There is no indication that any of the dresses on exhibit in the U.K. were part of the bequest to Strasberg. But suppose that they were. Should Strasberg have a legal obligation to distribute them to her friends and colleagues? DiRusso argues that women tend to use precatory language (deemed nonbinding) in wills where men would issue a binding command. Here is the abstract of her article:
Precatory language is often insufficient to create a legally binding trust. Men and women choose different language to express themselves. What is the connection between these two statements?
This article reviews the current status of the law of precatory language, concluding that whether a will including precatory words (such as wish, ask, or recommend) will be construed to create a trust is at best a hit or miss proposition. The article continues to explore the psychology literature on differences in language ability and expression between men and women. Finally, the article ties these two disciplines together, analyzing original empirical data collected from 324 subjects and concluding that women are indeed more likely to use precatory language than men. The article concludes by noting the impact our heightened understanding of gender and precatory language has for courts, legal scholars, and practicing attorneys.
Should the court construe Monroe's words differently because she is female? This is not an easy question, particularly when the will was drafted by an attorney rather than by the testator herself. But DiRusso is right to call attention to the law's apparent blindness to gender differences in language.
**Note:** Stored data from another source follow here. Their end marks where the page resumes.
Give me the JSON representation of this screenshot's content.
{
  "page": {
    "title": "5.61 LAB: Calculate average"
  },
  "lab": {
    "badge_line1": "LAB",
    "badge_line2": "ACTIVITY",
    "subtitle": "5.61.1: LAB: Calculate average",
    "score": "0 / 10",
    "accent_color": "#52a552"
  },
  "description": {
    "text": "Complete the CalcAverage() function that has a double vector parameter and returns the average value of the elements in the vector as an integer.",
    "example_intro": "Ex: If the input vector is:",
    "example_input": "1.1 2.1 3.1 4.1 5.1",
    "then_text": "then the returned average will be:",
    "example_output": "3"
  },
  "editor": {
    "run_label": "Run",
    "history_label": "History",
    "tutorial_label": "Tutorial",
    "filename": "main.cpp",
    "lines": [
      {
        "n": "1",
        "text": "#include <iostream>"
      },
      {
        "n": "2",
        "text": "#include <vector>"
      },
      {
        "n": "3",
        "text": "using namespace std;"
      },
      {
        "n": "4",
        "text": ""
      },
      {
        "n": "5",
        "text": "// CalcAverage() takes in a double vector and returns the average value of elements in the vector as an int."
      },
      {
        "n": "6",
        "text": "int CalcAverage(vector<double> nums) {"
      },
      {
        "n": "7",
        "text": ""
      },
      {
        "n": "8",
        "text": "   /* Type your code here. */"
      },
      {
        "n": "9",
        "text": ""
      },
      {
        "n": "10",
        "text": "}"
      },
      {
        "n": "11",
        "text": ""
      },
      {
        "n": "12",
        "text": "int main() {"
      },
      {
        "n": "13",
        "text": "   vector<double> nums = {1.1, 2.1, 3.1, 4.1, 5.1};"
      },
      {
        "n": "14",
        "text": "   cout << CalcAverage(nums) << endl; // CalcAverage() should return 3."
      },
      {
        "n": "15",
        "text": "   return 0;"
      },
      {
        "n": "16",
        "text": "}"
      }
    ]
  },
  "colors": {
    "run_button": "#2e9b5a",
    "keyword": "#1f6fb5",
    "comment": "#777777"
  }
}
It will be interesting to see whether Schwarzenegger signs the California bill. If he does, Anna Strasberg, the third wife and heir of Lee Strasberg, will have a hugely profitable income stream from Marilyn's right of publicity, in addition to whatever benefit she received from the clothing and personal effects her husband decided to keep. It is not clear that Marilyn knew Anna, let alone that Anna was one of her closest friends. It seems a bit bizarre for Anna to profit from Marilyn's talent given her tenuous connection to Marilyn. But perhaps that is a necessary consequence of respecting Marilyn's testamentary freedom.